Our study also found that IDU with lower than secondary level education were less likely to access peer-delivered pre-test counseling and rapid HIV testing compared to those with higher level education. These individuals may not be aware of the benefits of HIV testing and may lack knowledge of the risks associated with HIV transmission [28, 42]. In light of this finding, increased efforts for targeted outreach, educational HIV prevention interventions, and information on HIV care and treatment support are needed to reach these individuals.

Our finding that participants who have previously been to the MSHRC were more likely to get peer-delivered HIV testing suggests that drug user-run drop-in centers may serve as an additional setting for the delivery of healthcare services to Thai IDU. This supports a large body of evidence which demonstrates the value of peer-run interventions in supporting and increasing access to public health programs [16, 43, 44]. While offering services at a peer-run harm reduction center may be effective in attracting a larger number of IDU, a study by Kerr and colleagues found that female IDU were less likely to access the MSHRC [18]; yet the findings from the present study indicate that female IDU may be more willing to access peer-delivered pre-test counseling. Thus, efforts should be made to increase awareness of and access to the MSHRC, especially among these individuals.

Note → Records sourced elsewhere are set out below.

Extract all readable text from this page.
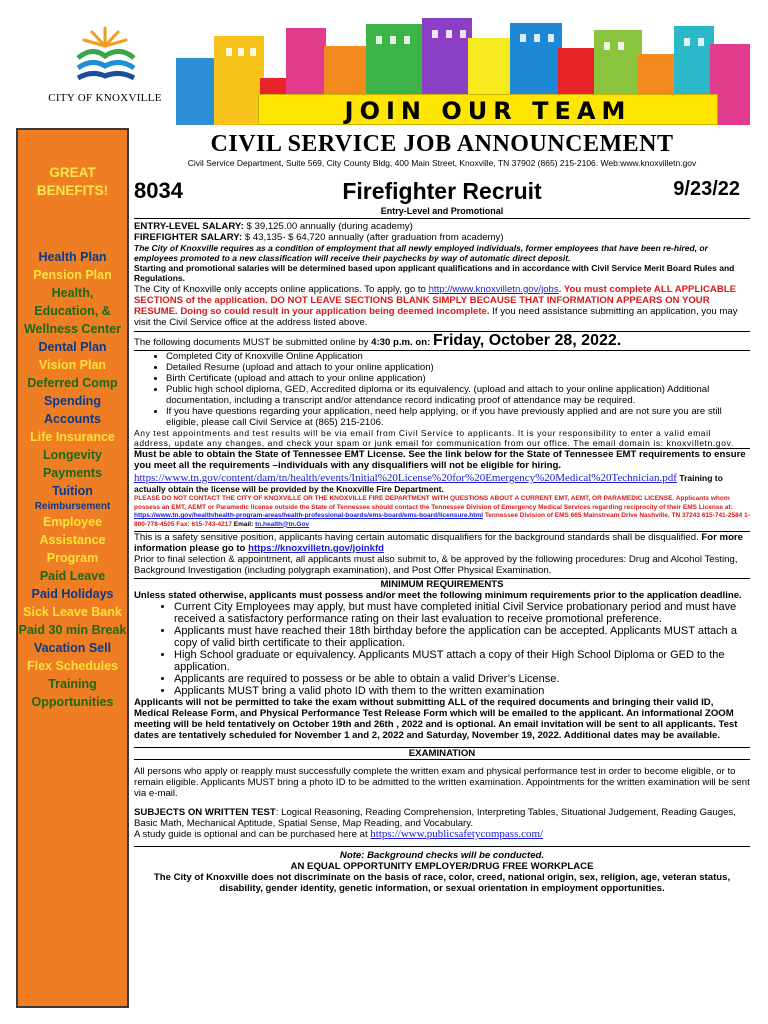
CITY OF KNOXVILLE	JOIN OUR TEAM
GREAT BENEFITS!
Health Plan
Pension Plan
Health, Education, & Wellness Center
Dental Plan
Vision Plan
Deferred Comp
Spending Accounts
Life Insurance
Longevity Payments
Tuition
Reimbursement
Employee Assistance Program
Paid Leave
Paid Holidays
Sick Leave Bank
Paid 30 min Break
Vacation Sell
Flex Schedules
Training Opportunities
CIVIL SERVICE JOB ANNOUNCEMENT
Civil Service Department, Suite 569, City County Bldg, 400 Main Street, Knoxville, TN 37902 (865) 215-2106. Web:www.knoxvilletn.gov
8034	Firefighter Recruit	9/23/22
Entry-Level and Promotional
ENTRY-LEVEL SALARY: $ 39,125.00 annually (during academy)
FIREFIGHTER SALARY: $ 43,135- $ 64,720 annually (after graduation from academy)
The City of Knoxville requires as a condition of employment that all newly employed individuals, former employees that have been re-hired, or employees promoted to a new classification will receive their paychecks by way of automatic direct deposit.
Starting and promotional salaries will be determined based upon applicant qualifications and in accordance with Civil Service Merit Board Rules and Regulations.
The City of Knoxville only accepts online applications. To apply, go to http://www.knoxvilletn.gov/jobs. You must complete ALL APPLICABLE SECTIONS of the application. DO NOT LEAVE SECTIONS BLANK SIMPLY BECAUSE THAT INFORMATION APPEARS ON YOUR RESUME. Doing so could result in your application being deemed incomplete. If you need assistance submitting an application, you may visit the Civil Service office at the address listed above.
The following documents MUST be submitted online by 4:30 p.m. on: Friday, October 28, 2022.
• Completed City of Knoxville Online Application
• Detailed Resume (upload and attach to your online application)
• Birth Certificate (upload and attach to your online application)
• Public high school diploma, GED, Accredited diploma or its equivalency. (upload and attach to your online application) Additional documentation, including a transcript and/or attendance record indicating proof of attendance may be required.
• If you have questions regarding your application, need help applying, or if you have previously applied and are not sure you are still eligible, please call Civil Service at (865) 215-2106.
Any test appointments and test results will be via email from Civil Service to applicants. It is your responsibility to enter a valid email address, update any changes, and check your spam or junk email for communication from our office. The email domain is: knoxvilletn.gov.
Must be able to obtain the State of Tennessee EMT License. See the link below for the State of Tennessee EMT requirements to ensure you meet all the requirements –individuals with any disqualifiers will not be eligible for hiring.
https://www.tn.gov/content/dam/tn/health/events/Initial%20License%20for%20Emergency%20Medical%20Technician.pdf Training to actually obtain the license will be provided by the Knoxville Fire Department.
PLEASE DO NOT CONTACT THE CITY OF KNOXVILLE OR THE KNOXVILLE FIRE DEPARTMENT WITH QUESTIONS ABOUT A CURRENT EMT, AEMT, OR PARAMEDIC LICENSE. Applicants whom possess an EMT, AEMT or Paramedic license outside the State of Tennessee should contact the Tennessee Division of Emergency Medical Services regarding reciprocity of their EMS License at: https://www.tn.gov/health/health-program-areas/health-professional-boards/ems-board/ems-board/licensure.html Tennessee Division of EMS 665 Mainstream Drive Nashville, TN 37243 615-741-2584 1-800-778-4505 Fax: 615-743-4217 Email: tn.health@tn.Gov
This is a safety sensitive position, applicants having certain automatic disqualifiers for the background standards shall be disqualified. For more information please go to https://knoxvilletn.gov/joinkfd
Prior to final selection & appointment, all applicants must also submit to, & be approved by the following procedures: Drug and Alcohol Testing, Background Investigation (including polygraph examination), and Post Offer Physical Examination.
MINIMUM REQUIREMENTS
Unless stated otherwise, applicants must possess and/or meet the following minimum requirements prior to the application deadline.
• Current City Employees may apply, but must have completed initial Civil Service probationary period and must have received a satisfactory performance rating on their last evaluation to receive promotional preference.
• Applicants must have reached their 18th birthday before the application can be accepted. Applicants MUST attach a copy of valid birth certificate to their application.
• High School graduate or equivalency. Applicants MUST attach a copy of their High School Diploma or GED to the application.
• Applicants are required to possess or be able to obtain a valid Driver’s License.
• Applicants MUST bring a valid photo ID with them to the written examination
Applicants will not be permitted to take the exam without submitting ALL of the required documents and bringing their valid ID, Medical Release Form, and Physical Performance Test Release Form which will be emailed to the applicant. An informational ZOOM meeting will be held tentatively on October 19th and 26th , 2022 and is optional. An email invitation will be sent to all applicants. Test dates are tentatively scheduled for November 1 and 2, 2022 and Saturday, November 19, 2022. Additional dates may be available.
EXAMINATION
All persons who apply or reapply must successfully complete the written exam and physical performance test in order to become eligible, or to remain eligible. Applicants MUST bring a photo ID to be admitted to the written examination. Appointments for the written examination will be sent via e-mail.
SUBJECTS ON WRITTEN TEST: Logical Reasoning, Reading Comprehension, Interpreting Tables, Situational Judgement, Reading Gauges, Basic Math, Mechanical Aptitude, Spatial Sense, Map Reading, and Vocabulary.
A study guide is optional and can be purchased here at https://www.publicsafetycompass.com/
Note: Background checks will be conducted.
AN EQUAL OPPORTUNITY EMPLOYER/DRUG FREE WORKPLACE
The City of Knoxville does not discriminate on the basis of race, color, creed, national origin, sex, religion, age, veteran status, disability, gender identity, genetic information, or sexual orientation in employment opportunities.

This study has several limitations. First, due to the cross-sectional design of the study, we were unable to determine a temporal relationship between the explanatory variables and our three outcomes of interest. Second, the data collected were self-reported and may be subject to reporting biases, such as socially desirable reporting and recall biases. Third, since the study sample was not randomly selected, the study findings may not be representative of Thai IDU. Hence, this study may not be generalizable to Thai IDU and IDU in other settings.

In sum, a substantial proportion of Thai IDU were willing to receive peer-delivered VCT if it were offered at the MSHRC or similar peer-run drop-in centers. Further, our study revealed that these individuals were more likely to be engaged in high intensity drug use and have been previously incarcerated. These findings provide evidence supporting the implementation and evaluation of novel approaches to HIV testing for IDU to complement existing programs offered in conventional healthcare settings.